Beltsy
BELTSY
BELTSY (Rum. Bălti ), city in Bessarabia, Moldova; in Romania 1918–40 and 1941–44. Jews were invited there in 1779 when an urban nucleus was formed in the village. Their rights and obligations were established by an agreement in 1782. By 1817 there were 244 Jewish families living in Beltsy. The community subsequently increased through immigration; after the *May Laws were issued in 1882, many Jews expelled from neighboring villages settled in Beltsy. The community numbered 3,124 in 1864 and had grown to 10,348 in 1897 (56% of the total population) even though Jewish domicile was limited by legislation and Jews were often expelled from the city as illegal residents. As an outcome of these expulsions, coupled with economic difficulties, many Jews from Beltsy emigrated toward the end of the 19th century, including a group who journeyed to Ereẓ Israel.

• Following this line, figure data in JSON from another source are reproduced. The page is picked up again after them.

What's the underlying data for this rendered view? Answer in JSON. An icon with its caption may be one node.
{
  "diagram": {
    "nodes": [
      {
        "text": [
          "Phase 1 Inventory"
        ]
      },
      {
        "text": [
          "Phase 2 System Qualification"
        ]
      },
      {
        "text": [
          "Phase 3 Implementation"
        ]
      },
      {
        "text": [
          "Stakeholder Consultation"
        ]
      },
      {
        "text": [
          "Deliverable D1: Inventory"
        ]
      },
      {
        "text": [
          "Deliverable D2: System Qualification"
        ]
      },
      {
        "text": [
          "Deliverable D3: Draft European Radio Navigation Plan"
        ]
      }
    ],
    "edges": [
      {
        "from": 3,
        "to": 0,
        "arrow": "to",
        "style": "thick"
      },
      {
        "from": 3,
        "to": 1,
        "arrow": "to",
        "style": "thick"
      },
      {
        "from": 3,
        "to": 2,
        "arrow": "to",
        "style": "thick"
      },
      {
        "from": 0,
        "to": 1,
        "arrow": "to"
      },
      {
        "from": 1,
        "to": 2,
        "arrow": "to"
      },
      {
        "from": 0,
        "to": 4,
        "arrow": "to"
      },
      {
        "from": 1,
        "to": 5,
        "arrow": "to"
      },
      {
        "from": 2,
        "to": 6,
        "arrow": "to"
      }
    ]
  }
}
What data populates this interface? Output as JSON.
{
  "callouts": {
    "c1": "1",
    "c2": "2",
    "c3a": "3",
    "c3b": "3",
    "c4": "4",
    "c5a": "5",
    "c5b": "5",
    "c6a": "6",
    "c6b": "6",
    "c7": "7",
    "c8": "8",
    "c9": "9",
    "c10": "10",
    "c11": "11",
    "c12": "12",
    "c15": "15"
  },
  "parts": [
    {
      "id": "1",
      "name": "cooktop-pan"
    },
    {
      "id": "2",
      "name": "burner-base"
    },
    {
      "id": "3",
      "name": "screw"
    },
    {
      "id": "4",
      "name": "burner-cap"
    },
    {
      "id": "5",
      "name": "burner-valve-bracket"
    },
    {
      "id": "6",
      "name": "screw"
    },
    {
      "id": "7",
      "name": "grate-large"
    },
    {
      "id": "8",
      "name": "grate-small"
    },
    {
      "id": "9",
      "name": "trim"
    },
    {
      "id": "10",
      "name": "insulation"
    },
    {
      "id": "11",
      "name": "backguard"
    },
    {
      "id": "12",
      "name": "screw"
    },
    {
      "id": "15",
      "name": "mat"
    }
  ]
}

In 1847 a Jewish state school was opened in Beltsy. A talmud torah, founded in 1889, provided instruction in both Jewish and general subjects. By the 1930s Jewish educational institutions included a kindergarten, three elementary schools, and two secondary schools, for boys and girls. Welfare institutions included a hospital and old-age home. The Jews in Beltsy were mainly employed in commerce and crafts; some living in the vicinity engaged in agriculture. The 1,539 members of the local Jewish cooperative loan-bank in 1925 included 656 engaged in business, 441 in crafts, and 156 in agriculture. The Jewish population numbered 14,259 (46% of the total) in 1930. When Bessarabia became part of Soviet Russia in June 1940, the communal organization was disbanded.
[Eliyahu Feldman]
Holocaust Period and After
In June 1941 about two-thirds of the town's buildings were destroyed in German and Romanian air raids. The Jews fled to nearby villages, mainly to Vlad. On July 7 a gang of Vlad peasants seized homes sheltering the refugees, murdered the occupants, and set fire to the houses. The next day a group of Romanian soldiers encountered 50 Jews on the road to Beltsy, drove them into the swamps, and shot them to death. Beltsy was captured by the Germans on July 9 and those Jews who had returned were deported to a concentration camp. The same day 10 Jews who had been taken as hostages were executed. The Gestapo also asked the ghetto committee to furnish it with a list of 20 "Jewish communists" who were to be put to death. When they refused to do so, all the committee members, together with another group of 44 Jews, were forced to dig their own graves and shot. Twenty more Jews were shot by the Germans on July 16. On July 11, 1941, all surviving Jews were assembled in the courtyard of the Moldova Bank. Romanian troops transferred them to an internment camp in the Rāuţel forest, some 7½ mi. (12 km.) from the town. Many of the inmates died from starvation and disease. By August 30, 1941, only 8,941 Jews were left in the entire district (compared to the 31,916 who resided there according to the 1930 census). They were concentrated in three camps, and later on all were deported to *Transnistria. Even the Jewish tombstones were removed from the cemetery in Beltsy to erase all traces of the Jewish inhabitants of the town. Jews returned to Beltsy after the war. The only synagogue was closed by the authorities in 1959 and the Jewish cemetery was badly neglected. In 1962 militia broke into a house where Jews had assembled for prayer; those attending were taken to the public square where communist youth had been gathered to jeer at them. Their children were expelled from school. The city has retained a certain Jewish character and Yiddish is often heard on its streets. Its estimated Jewish population in 1970 was 15,000 and 1,000 in the early 2000s.
[Jean Ancel]
bibliography:
E. Schwarzfeld, Din istoria evreilor … in Moldova (1914), 36–39; M. Carp, Cartea Neagr, 3 (1947), index; Feldman, in: Sefer Yahadut Besarabyah (in press); M. Mircu, Pogromurile din Basarabia (1947), 5, 17, 160.